Hirayasumi est une très jolie fable qui déploie une figure rare, celle d’un trentenaire, Hiroto Ikuta, qui, selon ses propres dires, ne se voit pas de souci, étant peut-être tout juste préoccupé par le menu du repas du soir… Peu inquiet par le bonheur que la société lui enjoint de construire (qui passerait par le couple, la carrière, la réussite), toujours heureusement surpris de tout – y compris de sa difficulté à entrer en relation avec les filles qui lui plaisent –, heureux des plaisirs – notamment culinaires – qu’il se donne ou que la vie lui offre, il ne revendique rien, ne se prétend pas libre (il s’étonne que son ami, jeune marié futur père, le voie ainsi), ne vise rien d’autre qu’à vivre la vie qui lui va si bien qu’il s’en réjouit à presque chaque instant. Il est, par contraste, entouré de personnages – une cousine, un ami, des clients du magasin de pêche où il bosse – soucieux de tout, de leur avenir, de leur famille, de leur apparence, de leur popularité…
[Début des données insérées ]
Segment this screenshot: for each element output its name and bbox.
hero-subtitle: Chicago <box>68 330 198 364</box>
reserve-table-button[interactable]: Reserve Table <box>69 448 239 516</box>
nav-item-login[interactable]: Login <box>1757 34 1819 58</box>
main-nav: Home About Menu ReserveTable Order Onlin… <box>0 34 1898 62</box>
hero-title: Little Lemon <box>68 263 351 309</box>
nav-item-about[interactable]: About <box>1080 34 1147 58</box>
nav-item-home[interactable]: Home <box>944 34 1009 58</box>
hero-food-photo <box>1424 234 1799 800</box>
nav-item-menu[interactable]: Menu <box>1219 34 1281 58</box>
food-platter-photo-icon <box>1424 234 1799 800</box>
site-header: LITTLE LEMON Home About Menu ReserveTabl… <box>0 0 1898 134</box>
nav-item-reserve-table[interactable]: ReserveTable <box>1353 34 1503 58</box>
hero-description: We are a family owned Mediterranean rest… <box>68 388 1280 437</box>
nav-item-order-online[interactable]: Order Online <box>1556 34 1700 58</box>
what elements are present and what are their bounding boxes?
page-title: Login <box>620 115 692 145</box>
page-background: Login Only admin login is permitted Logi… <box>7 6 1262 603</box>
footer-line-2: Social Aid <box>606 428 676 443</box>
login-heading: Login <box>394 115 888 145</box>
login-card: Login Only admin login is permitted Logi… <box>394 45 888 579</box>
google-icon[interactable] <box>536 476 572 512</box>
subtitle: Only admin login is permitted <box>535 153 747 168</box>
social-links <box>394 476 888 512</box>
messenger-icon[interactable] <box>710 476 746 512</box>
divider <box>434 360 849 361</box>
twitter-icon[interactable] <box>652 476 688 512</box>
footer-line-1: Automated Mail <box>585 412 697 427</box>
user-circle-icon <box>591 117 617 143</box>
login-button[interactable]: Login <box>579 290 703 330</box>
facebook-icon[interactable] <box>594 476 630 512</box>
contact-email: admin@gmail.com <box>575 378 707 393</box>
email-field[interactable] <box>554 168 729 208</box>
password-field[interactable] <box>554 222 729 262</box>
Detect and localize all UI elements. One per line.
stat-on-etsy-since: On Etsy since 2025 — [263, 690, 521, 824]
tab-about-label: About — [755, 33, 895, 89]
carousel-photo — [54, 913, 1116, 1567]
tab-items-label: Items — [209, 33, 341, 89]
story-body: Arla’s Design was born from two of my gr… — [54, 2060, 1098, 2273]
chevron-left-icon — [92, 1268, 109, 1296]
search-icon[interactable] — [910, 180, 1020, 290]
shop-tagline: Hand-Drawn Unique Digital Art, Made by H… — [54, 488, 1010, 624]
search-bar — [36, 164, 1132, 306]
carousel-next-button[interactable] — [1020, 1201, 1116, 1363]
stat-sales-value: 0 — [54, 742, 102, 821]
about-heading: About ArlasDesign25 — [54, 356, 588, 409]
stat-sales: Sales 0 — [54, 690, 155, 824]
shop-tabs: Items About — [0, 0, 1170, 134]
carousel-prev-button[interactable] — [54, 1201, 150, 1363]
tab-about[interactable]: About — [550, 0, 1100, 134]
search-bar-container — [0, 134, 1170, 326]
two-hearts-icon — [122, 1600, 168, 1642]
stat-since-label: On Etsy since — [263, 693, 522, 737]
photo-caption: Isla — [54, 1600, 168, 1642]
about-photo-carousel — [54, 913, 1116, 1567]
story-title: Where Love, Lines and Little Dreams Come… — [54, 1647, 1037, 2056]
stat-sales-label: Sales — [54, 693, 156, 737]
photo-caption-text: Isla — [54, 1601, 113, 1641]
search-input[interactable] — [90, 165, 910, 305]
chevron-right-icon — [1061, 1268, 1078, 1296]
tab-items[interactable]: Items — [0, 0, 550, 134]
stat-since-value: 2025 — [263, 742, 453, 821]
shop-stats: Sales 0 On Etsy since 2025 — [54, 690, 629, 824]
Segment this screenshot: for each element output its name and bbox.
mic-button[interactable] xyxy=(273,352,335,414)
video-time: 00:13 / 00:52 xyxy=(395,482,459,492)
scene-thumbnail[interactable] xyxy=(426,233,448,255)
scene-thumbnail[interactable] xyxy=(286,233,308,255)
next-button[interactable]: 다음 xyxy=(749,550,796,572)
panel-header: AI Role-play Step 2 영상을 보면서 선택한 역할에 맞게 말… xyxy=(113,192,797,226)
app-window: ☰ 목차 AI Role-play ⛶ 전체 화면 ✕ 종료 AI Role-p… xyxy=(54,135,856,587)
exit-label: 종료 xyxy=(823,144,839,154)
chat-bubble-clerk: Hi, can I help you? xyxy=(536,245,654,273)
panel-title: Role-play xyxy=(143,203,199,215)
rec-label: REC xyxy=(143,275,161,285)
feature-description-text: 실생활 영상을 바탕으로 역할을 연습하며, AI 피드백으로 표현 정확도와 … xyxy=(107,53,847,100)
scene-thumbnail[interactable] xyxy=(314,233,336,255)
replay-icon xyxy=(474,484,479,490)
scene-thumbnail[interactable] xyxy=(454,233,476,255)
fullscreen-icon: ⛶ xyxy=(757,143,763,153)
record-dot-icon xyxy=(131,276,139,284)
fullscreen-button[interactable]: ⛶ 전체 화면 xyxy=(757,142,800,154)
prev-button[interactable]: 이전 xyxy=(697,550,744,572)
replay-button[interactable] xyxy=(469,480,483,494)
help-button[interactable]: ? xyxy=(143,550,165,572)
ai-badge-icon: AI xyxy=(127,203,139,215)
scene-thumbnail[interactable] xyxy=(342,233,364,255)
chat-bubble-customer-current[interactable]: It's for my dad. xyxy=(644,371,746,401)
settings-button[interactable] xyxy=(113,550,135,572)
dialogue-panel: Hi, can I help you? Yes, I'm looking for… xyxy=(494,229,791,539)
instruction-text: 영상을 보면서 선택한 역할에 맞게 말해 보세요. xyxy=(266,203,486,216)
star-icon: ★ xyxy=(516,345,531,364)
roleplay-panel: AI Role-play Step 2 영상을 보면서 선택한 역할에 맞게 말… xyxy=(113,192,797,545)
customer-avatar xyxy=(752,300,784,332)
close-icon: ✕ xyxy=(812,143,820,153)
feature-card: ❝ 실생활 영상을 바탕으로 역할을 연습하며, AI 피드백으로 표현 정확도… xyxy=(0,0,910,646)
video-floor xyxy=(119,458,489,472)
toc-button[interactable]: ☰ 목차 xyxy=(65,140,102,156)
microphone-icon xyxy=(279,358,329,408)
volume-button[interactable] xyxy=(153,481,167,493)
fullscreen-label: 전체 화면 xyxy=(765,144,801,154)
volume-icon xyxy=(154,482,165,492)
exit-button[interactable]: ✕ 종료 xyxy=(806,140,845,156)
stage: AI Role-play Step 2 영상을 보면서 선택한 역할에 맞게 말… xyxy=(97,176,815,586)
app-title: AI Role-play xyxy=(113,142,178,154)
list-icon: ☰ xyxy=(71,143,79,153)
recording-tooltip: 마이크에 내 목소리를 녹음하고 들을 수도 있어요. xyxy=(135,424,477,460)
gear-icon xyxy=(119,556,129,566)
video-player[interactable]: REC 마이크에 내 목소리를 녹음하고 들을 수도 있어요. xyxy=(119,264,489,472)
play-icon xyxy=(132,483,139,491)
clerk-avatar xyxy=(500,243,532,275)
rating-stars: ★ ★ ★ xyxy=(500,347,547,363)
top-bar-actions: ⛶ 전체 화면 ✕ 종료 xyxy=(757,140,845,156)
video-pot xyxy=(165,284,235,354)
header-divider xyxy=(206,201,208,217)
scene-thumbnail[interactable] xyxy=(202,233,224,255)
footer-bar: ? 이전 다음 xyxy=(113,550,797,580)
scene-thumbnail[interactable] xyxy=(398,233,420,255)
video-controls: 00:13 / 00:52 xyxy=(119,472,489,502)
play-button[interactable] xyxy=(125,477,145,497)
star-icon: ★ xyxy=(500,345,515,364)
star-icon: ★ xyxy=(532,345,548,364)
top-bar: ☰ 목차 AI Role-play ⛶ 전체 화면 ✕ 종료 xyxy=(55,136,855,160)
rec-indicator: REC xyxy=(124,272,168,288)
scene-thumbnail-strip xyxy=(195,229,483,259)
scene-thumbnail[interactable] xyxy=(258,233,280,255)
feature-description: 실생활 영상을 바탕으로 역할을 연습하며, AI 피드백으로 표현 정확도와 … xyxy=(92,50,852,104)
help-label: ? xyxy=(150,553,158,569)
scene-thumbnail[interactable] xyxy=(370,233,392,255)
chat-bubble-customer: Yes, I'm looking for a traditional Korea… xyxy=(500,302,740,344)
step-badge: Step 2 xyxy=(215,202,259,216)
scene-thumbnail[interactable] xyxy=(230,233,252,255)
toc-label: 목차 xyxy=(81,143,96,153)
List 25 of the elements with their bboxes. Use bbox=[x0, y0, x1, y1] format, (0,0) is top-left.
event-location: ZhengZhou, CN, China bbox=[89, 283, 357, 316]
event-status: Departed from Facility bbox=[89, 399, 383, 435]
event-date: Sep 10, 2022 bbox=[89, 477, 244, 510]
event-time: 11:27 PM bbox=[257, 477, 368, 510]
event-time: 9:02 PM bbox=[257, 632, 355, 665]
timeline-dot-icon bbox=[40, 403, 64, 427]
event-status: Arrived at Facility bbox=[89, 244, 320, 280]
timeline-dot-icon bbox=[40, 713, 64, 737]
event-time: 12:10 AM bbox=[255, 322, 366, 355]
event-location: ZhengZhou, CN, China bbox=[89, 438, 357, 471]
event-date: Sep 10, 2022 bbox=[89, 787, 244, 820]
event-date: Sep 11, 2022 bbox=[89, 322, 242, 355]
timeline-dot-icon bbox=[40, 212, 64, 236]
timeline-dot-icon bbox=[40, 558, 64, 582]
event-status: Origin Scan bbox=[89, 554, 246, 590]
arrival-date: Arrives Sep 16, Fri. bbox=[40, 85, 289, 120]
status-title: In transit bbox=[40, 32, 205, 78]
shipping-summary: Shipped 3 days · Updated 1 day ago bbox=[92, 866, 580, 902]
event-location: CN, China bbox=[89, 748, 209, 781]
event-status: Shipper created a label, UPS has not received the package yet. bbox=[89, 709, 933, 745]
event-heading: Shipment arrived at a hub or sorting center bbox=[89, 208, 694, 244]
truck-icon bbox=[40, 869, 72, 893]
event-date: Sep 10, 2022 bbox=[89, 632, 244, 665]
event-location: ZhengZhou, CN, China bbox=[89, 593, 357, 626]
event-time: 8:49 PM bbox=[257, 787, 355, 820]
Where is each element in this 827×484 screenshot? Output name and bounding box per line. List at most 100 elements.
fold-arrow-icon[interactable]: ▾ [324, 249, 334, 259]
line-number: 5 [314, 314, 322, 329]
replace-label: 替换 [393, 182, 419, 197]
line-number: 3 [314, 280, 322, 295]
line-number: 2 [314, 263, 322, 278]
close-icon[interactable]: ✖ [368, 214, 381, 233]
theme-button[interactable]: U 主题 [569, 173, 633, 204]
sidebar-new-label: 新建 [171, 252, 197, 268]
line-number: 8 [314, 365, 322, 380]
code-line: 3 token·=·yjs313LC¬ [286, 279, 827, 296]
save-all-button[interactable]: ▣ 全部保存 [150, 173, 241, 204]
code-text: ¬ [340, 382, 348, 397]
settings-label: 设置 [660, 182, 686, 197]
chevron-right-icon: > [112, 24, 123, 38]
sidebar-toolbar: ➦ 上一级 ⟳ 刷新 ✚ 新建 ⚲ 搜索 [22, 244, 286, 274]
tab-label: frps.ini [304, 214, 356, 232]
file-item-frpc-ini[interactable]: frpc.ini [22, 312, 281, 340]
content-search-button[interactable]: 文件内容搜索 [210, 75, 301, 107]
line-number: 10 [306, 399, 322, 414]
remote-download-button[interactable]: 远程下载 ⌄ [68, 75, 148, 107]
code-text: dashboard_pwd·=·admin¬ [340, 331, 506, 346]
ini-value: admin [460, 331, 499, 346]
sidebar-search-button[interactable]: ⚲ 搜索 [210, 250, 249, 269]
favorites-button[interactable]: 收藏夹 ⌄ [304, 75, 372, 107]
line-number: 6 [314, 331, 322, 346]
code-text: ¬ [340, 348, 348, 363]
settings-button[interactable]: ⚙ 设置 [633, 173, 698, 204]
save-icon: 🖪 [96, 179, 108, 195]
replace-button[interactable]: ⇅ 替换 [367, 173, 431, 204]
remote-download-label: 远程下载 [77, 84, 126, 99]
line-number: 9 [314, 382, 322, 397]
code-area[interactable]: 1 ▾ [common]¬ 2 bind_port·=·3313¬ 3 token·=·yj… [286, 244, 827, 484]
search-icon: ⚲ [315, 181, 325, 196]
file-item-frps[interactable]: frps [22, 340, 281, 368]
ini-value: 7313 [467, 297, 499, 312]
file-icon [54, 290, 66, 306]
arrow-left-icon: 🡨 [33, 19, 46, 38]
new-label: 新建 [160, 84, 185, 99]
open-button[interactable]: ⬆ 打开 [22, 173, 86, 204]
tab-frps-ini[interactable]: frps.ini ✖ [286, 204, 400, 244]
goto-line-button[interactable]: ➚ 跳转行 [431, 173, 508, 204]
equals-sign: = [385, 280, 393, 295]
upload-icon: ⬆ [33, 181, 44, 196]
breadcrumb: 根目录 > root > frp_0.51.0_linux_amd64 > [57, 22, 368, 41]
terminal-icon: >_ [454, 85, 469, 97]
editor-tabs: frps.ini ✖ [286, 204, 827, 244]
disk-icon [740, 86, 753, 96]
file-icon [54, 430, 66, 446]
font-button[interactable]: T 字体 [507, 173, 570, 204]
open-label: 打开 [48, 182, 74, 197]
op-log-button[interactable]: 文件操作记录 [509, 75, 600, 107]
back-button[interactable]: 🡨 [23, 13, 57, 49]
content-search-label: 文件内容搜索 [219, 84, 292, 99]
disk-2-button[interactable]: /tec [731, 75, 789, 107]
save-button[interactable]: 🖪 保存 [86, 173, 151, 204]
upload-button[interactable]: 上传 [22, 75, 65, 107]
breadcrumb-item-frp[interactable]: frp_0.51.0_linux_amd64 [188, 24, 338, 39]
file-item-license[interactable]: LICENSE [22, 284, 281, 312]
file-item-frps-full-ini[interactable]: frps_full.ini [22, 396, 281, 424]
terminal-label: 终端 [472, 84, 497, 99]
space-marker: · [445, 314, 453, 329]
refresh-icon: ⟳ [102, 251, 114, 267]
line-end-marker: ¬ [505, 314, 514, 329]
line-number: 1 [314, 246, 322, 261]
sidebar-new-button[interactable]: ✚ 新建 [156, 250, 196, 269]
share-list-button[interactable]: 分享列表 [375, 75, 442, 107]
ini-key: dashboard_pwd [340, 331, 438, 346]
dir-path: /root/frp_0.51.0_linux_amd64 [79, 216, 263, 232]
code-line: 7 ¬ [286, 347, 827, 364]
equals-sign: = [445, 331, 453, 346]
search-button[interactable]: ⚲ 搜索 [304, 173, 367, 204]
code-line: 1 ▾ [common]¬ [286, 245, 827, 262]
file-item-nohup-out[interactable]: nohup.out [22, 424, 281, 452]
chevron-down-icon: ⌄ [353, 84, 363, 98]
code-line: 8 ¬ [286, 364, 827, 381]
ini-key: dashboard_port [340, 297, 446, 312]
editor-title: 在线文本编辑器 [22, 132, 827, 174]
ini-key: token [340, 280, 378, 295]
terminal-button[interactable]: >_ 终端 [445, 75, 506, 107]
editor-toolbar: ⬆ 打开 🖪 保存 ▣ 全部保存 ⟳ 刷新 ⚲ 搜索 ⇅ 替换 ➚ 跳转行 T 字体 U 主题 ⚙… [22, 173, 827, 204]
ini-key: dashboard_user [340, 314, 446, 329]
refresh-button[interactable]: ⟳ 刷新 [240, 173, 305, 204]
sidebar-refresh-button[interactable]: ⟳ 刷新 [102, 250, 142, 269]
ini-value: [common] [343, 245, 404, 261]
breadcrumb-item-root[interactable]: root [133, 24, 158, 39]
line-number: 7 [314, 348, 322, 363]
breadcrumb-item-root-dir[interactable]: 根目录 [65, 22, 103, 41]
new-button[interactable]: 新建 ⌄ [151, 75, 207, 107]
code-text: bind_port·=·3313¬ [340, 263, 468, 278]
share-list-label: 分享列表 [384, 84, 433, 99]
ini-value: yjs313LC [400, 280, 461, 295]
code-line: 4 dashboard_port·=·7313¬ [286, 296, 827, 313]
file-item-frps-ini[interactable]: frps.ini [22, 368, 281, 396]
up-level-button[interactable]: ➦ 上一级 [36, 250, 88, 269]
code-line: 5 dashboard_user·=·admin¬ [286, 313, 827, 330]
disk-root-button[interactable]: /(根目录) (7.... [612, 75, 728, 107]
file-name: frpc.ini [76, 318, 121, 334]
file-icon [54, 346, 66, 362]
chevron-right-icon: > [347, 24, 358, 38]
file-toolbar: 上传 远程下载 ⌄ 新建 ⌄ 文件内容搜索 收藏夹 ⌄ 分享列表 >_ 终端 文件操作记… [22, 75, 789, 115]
Présentés au festival Séries Mania de Lille, les quatre premiers épisodes (courts, d’une quinzaine de minutes) donnent une idée de la grande qualité formelle et thématique de cette belle (et fidèle) adaptation du manga de Keigo Shinzō. Peut-être la série lui donne-t-elle un surcroit de poésie par la splendide interprétation d’Amane Okayama, dont le jeu contenu souligne la richesse de son expressivité, et par une réalisation toute en subtilité, dont la lenteur fait s’attacher aux personnages et à leurs émotions, aux lieux qu’ils habitent ou fréquentent, aux gestes ordinaires, aux rencontres sans enjeu apparent. Elle est servie admirablement par une musique discrète mais singulière (signée Harumi Fuuki et Setsu Fukushima), qui prolonge cette sensation de suspension.
Assurément, c’est une série feel-good mais elle échappe à la mièvrerie, non seulement grâce à sa forme remarquable que lui donnent ses plans étirés et ses cadrages tout en finesse, mais aussi par ce qu’elle évoque en creux : une critique des normes sociales contemporaines. Car Hirayasumi ne célèbre pas tant le bonheur que la possibilité de ne pas se conformer aux formes imposées du bonheur.